The Daily
- The front page of the first issue, February 2, 2011
- Type: Daily news application
- Format: iPad
- Owner: News Corporation
- Publisher: Greg Clayman
- Editor-in-chief: Jesse Angelo
- News editor: Michael Nizza
- Opinion editor: Rob Herritt
- Founded: February 2, 2011
- Ceased publication: December 15, 2012
- Language: English
- Website: www.thedaily.com

= The Daily (News Corporation) =

The Daily was the world's first iPad-only (with Galaxy Tab 10.1 and Facebook support added later) news app in the United States and Australia, owned by News Corporation.

It was originally planned to launch The Daily in San Francisco on January 19, 2011; however, the launch was delayed by News Corporation and Apple. The Daily was launched on February 2, 2011, at the Solomon R. Guggenheim Museum in New York City.

The journal was placed "on watch" in July 2012 due to disappointing results. Despite reporting over 100,000 paying subscriptions, the journal was losing an estimated $30 million annually.

On December 3, 2012, News Corporation announced that The Daily would cease operations effective December 15 as part of a reorganization of News Corporation's assets. Its URL now redirects to the site of the New York Post.
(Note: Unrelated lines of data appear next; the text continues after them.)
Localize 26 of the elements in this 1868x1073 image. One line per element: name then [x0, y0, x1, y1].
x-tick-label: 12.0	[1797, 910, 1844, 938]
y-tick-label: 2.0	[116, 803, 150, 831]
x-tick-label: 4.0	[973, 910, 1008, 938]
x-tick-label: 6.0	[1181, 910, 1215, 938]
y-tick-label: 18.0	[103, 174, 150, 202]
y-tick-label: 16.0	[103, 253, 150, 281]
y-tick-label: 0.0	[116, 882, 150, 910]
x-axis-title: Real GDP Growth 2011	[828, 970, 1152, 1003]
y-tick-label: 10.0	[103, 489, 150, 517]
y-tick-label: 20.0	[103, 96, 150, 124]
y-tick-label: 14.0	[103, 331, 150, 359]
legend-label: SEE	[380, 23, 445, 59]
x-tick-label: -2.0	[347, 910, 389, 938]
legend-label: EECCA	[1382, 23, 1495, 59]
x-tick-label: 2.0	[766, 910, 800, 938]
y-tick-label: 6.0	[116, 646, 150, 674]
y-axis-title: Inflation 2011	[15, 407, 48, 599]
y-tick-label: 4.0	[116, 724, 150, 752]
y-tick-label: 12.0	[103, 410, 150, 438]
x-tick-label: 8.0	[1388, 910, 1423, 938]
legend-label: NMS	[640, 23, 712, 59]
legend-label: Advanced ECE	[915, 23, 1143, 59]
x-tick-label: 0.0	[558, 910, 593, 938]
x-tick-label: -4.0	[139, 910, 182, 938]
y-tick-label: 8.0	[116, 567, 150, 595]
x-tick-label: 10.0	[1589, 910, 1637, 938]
News Corp CEO Rupert Murdoch said The Daily "could not find a large enough audience quickly enough to convince us the business model was sustainable in the long-term".

==Scoop==
The Daily is the first publication that made public the identity of Karen Kraushaar, a former employee of National Restaurant Association who filed accusation of sexual harassment against then CEO of the association and 2012 Republican presidential primaries candidate Herman Cain.